Camillo di Christian RoccaUN PROCESSO SURREALE. Tre premier e una Sme. Una storia che imbarazza anche la sinistra

Il processo sulla fallita cessione della Sme negli anni ’80 che si celebra in questi giorni a Milano è per molti versi surreale. Sul banco degli imputati c’è il presidente del Consiglio in carica. Tra i testimoni vi sono il suo predecessore (ora vicepresidente della Costituente europea) e il premier del ’96 (ora al vertice dell’Europa). Tre premier per un unico dibattimento che rischia di passare agli annali come la caricatura più efficace della "rivoluzione giudiziaria italiana". La fotografia più chiara di che cosa sia stata la stagione di Tangentopoli. Per capirlo basta esaminare i fatti.

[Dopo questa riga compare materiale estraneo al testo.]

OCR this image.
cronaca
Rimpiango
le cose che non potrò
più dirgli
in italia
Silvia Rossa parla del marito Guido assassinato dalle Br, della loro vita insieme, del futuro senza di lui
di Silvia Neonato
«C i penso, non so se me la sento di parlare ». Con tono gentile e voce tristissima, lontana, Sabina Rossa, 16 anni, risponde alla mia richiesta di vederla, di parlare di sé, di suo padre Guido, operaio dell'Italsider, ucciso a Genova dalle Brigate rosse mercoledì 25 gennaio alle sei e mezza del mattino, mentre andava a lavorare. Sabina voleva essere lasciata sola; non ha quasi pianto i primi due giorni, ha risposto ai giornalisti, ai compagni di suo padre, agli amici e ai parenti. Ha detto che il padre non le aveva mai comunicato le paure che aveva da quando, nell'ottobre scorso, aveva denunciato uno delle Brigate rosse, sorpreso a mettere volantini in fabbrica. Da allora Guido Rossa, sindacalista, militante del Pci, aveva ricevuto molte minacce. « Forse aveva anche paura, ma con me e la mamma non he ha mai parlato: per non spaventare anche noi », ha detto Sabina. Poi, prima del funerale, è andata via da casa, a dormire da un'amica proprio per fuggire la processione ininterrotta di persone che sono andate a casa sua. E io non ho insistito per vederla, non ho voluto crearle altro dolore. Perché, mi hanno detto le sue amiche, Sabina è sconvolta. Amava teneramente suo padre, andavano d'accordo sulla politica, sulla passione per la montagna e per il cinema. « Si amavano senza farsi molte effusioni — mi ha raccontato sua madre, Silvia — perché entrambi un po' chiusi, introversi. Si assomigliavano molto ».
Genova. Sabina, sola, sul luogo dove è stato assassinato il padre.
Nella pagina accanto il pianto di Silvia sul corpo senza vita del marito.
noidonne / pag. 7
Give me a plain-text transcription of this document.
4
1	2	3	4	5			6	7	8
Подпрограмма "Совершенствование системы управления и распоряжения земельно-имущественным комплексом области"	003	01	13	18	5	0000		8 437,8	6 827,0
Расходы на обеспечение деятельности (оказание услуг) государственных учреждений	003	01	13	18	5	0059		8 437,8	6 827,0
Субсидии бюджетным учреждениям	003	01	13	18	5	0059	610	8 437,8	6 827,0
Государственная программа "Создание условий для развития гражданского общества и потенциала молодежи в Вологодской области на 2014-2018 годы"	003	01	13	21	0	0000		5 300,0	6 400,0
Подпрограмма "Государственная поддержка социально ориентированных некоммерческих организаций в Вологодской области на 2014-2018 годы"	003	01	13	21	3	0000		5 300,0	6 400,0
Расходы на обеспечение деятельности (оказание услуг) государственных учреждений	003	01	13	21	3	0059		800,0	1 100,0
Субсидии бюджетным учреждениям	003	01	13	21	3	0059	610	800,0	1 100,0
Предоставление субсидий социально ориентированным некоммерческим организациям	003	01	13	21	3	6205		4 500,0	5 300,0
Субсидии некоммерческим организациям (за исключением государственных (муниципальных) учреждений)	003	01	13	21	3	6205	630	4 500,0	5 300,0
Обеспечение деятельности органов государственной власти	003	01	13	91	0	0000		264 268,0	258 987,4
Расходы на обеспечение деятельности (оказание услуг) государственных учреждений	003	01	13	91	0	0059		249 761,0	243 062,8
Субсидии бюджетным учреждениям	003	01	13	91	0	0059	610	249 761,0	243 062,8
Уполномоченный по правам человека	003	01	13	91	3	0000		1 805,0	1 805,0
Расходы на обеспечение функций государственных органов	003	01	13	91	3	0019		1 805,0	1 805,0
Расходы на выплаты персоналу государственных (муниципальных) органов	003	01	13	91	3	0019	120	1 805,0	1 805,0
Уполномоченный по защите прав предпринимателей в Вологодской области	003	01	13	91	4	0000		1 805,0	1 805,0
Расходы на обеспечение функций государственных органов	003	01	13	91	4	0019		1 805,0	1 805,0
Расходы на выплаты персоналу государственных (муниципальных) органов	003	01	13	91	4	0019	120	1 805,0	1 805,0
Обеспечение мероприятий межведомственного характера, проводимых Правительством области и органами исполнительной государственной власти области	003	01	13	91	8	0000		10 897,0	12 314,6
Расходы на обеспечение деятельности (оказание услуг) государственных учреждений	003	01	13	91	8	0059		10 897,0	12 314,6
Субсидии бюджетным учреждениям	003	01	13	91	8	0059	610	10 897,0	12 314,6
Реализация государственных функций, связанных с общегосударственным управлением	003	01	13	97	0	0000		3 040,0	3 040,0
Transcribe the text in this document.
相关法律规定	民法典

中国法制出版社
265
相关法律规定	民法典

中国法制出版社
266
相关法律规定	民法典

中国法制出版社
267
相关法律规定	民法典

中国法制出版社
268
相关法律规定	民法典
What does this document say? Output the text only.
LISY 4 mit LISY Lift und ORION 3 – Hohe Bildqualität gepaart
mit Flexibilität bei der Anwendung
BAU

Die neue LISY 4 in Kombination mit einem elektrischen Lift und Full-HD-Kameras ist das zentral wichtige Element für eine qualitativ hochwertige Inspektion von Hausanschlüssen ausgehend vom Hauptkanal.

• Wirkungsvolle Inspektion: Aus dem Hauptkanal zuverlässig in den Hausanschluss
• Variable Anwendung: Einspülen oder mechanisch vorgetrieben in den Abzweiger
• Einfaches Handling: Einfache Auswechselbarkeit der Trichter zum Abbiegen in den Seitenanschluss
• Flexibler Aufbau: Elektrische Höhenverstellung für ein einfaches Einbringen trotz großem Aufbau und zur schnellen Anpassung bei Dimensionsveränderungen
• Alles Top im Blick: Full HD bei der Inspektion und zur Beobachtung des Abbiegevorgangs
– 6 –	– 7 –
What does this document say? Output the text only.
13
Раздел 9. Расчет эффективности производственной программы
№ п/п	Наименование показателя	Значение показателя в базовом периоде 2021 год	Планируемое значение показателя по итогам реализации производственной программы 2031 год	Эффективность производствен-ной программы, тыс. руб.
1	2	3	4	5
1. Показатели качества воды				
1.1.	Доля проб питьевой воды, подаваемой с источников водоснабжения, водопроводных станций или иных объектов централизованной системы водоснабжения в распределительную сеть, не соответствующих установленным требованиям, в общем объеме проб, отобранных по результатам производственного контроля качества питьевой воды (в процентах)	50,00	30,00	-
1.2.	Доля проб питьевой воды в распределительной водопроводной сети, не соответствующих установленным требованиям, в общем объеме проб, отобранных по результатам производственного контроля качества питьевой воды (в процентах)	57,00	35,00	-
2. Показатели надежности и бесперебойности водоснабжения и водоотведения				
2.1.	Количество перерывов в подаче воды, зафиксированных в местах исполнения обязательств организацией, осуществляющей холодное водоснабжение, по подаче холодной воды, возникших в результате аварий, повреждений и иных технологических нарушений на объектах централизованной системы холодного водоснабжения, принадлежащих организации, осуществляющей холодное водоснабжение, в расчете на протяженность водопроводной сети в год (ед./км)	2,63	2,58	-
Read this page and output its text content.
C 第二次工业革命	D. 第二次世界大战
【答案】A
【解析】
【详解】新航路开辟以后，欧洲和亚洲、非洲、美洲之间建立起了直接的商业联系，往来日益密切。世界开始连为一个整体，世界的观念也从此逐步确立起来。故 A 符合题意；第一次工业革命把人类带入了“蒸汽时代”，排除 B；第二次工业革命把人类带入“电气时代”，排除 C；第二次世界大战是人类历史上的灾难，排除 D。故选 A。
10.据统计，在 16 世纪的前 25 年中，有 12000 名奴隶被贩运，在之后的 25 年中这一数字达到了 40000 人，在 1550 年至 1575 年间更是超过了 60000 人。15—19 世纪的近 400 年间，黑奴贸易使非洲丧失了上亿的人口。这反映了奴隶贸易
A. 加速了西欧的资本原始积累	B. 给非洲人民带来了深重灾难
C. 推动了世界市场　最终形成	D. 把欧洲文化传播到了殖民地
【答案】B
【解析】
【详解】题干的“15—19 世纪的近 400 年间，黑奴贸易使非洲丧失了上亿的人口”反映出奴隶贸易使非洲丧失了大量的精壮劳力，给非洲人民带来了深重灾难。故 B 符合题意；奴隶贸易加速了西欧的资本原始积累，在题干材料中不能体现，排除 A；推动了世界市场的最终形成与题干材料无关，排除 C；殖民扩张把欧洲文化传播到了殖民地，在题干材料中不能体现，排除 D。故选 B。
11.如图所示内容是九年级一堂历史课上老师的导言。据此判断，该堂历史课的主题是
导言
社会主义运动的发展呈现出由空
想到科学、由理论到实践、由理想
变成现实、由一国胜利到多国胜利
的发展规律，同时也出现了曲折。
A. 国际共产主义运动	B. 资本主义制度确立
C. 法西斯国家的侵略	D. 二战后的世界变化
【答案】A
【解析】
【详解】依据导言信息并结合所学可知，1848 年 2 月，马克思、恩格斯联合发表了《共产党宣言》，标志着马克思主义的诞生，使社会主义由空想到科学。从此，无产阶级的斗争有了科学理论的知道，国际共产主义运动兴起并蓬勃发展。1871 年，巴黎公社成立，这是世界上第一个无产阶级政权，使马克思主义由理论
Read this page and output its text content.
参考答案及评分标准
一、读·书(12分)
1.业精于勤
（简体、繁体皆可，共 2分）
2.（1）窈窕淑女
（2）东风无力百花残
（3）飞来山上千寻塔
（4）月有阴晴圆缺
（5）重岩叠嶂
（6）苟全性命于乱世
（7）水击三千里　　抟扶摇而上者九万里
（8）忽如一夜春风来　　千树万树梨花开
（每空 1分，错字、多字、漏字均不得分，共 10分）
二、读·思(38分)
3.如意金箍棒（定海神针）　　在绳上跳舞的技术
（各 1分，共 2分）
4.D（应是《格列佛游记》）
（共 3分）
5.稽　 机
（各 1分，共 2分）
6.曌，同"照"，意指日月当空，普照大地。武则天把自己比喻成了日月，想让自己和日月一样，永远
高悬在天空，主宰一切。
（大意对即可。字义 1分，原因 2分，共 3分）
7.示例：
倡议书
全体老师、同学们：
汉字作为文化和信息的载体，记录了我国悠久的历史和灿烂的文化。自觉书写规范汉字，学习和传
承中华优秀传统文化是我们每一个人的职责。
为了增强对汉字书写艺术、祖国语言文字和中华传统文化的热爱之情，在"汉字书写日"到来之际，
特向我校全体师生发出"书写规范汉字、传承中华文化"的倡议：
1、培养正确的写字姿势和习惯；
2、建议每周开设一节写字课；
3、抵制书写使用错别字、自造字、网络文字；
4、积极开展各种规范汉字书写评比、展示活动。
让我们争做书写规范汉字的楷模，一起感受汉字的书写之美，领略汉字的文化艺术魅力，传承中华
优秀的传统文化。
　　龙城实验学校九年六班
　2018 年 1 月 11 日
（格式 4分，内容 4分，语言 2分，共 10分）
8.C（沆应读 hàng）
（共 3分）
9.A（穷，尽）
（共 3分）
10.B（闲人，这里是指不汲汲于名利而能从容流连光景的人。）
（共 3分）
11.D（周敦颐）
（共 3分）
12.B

Dietro la sigla "processo Sme" c’è la storia della mancata vendita della holding alimentare dello Stato, la Sme appunto, alla Buitoni, ai tempi di Carlo De Benedetti. Romano Prodi, allora presidente dell’Iri, firmò un accordo di vendita con De Benedetti per 393 miliardi. Il premier Bettino Craxi si oppose perché giudicava il prezzo irrisorio. Negli stessi giorni un’altra cordata avanzò una proposta economica più vantaggiosa. Della cordata facevano parte imprenditori del settore come Barilla, Ferrero e la Fininvest dell’amico di Craxi, Berlusconi. Il ministro delle Partecipazioni Statali ordinò di valutare le nuove offerte. De Benedetti cercò di far valere in giudizio il suo preaccordo. Prodi e Amato, sia nel 1985 sia oggi (al di là delle loro "amnesie" largamente tollerate dal presidente del processo), ammisero che senza autorizzazione governativa il precontratto non poteva essere valido. Il giudice Filippo Verde sentenziò l’inefficacia dell’accordo. Gli altri gradi di giudizio confermarono. Fine? Neanche per sogno. I pm milanesi sostengono che la sentenza fu comprata da Berlusconi. Non si spiega, però, che vantaggi ottenne la Fininvest. Chi ne beneficiò fu lo Stato che dalla vendita della Sme (ad altri, nel ’93) incassò duemila miliardi in più. Il reato imputato al Cav. appare del tutto cervellotico. Da qui i diffusi imbarazzi anche negli ambienti più giustizialisti. Che preferiscono concentrarsi sui comportamenti processuali di Cesare Previti, cercando di svicolare sul merito della vicenda.